If you don't want to work on holidays you shouldn't be in the restaurant industry. I worked as a server for many years and while it was depressing working when everyone else was spending time with family, that's life. Once I got tired of not having nights and weekends free like most everyone else I knew, I got a different kind of job. Happy Thanksgiving!!
"Yes, but people should tip extra well" - but with a proviso. I expect that the chains will be open, for those people caught in travel situations, which happens advertantly or inadvertantly. For other restaurants, I think it should be a decision between management and staff whether to be open, or not. I remember as a child one of our best Thanksgiving dinners was dining out at a Chinese restaurant (and a lot of other best T-day dinners were dining in at home or at a relative's, with the "servers" there as a part of the household ambiance).
My favorite server is working on Thanksgiving and I'm doing all I can to help by chopping and pot wallopin and setting the table. :) I've even made a dish or 2 of my own to serve, cranberry sauce for instance. My Texas wife never had cranberry sauce growing up. I still have trouble wrapping my head around that one. Strange place, that Texas.

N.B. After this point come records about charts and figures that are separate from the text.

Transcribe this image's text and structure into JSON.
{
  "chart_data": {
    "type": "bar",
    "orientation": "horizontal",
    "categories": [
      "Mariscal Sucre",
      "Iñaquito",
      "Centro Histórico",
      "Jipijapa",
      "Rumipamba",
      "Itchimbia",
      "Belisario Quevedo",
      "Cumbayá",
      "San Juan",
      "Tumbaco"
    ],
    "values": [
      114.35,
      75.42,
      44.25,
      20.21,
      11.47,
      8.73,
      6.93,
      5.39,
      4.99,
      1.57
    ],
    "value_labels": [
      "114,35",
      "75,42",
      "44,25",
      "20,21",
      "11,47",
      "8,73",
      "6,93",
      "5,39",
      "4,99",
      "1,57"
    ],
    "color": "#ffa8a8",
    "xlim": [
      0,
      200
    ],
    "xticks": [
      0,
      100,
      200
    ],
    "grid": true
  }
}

In a perfect world. Unfortunately, restaurants use Holidays like Thanksgiving, Easter, Christmas as their hopeful "money days" and usually schedule more than half of the staff to work on one of those days or another. From experience, I can say some patrons, mostly regulars, come and eat but more often then not, servers leave work that night after all of the Holiday festivities have ended and most of the time making much less than the managers promised. That server life is tough!

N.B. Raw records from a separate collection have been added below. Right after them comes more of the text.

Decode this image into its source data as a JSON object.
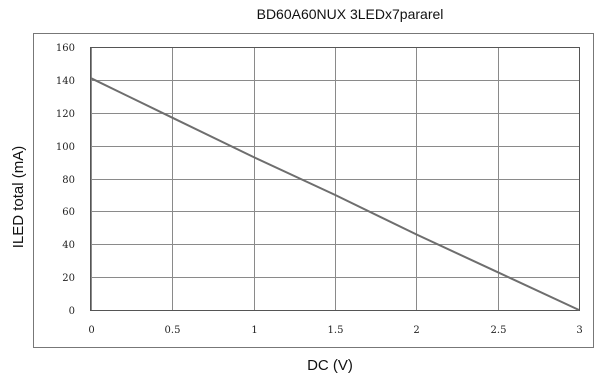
{
  "chart_data": {
    "type": "line",
    "title": "BD60A60NUX 3LEDx7pararel",
    "xlabel": "DC (V)",
    "ylabel": "ILED total (mA)",
    "xlim": [
      0,
      3
    ],
    "ylim": [
      0,
      160
    ],
    "x_ticks": [
      "0",
      "0.5",
      "1",
      "1.5",
      "2",
      "2.5",
      "3"
    ],
    "y_ticks": [
      "0",
      "20",
      "40",
      "60",
      "80",
      "100",
      "120",
      "140",
      "160"
    ],
    "grid": true,
    "legend": "none",
    "series": [
      {
        "x": [
          0,
          0.5,
          1,
          1.5,
          2,
          2.5,
          3
        ],
        "y": [
          141,
          117,
          93,
          70,
          46,
          23,
          0
        ]
      }
    ],
    "line_color": "#6e6e6e"
  }
}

Restaurants should be open on Thanksgiving for those customers who don't have a family to visit this year or at all. I think that servers who want to work on Thanksgiving should and those of them who don't should have the day off. Restaurants should prepare their guests for possibly long wait times and when someone complains because someone will, the manager will simply explain that the restaurant supports their servers and some of them have gone home for the Holidays...
This
Makes perfect sense to me. I've been saying for years that there are plenty of people who are bummed out because they CAN'T work on the holidays, due to being alone. For those people, being able to go to work, especially in a lively restaurant or store, would be far less depressing than sitting home alone with nothing but the images of the "perfect family" plastered all over every TV station. Those are the people who make up the high suicide rates on the holidays – how much better would it be if they could be with people at work instead? But it should be a decision, as you said. People with families will miss priceless intangible moments that we used to value over money.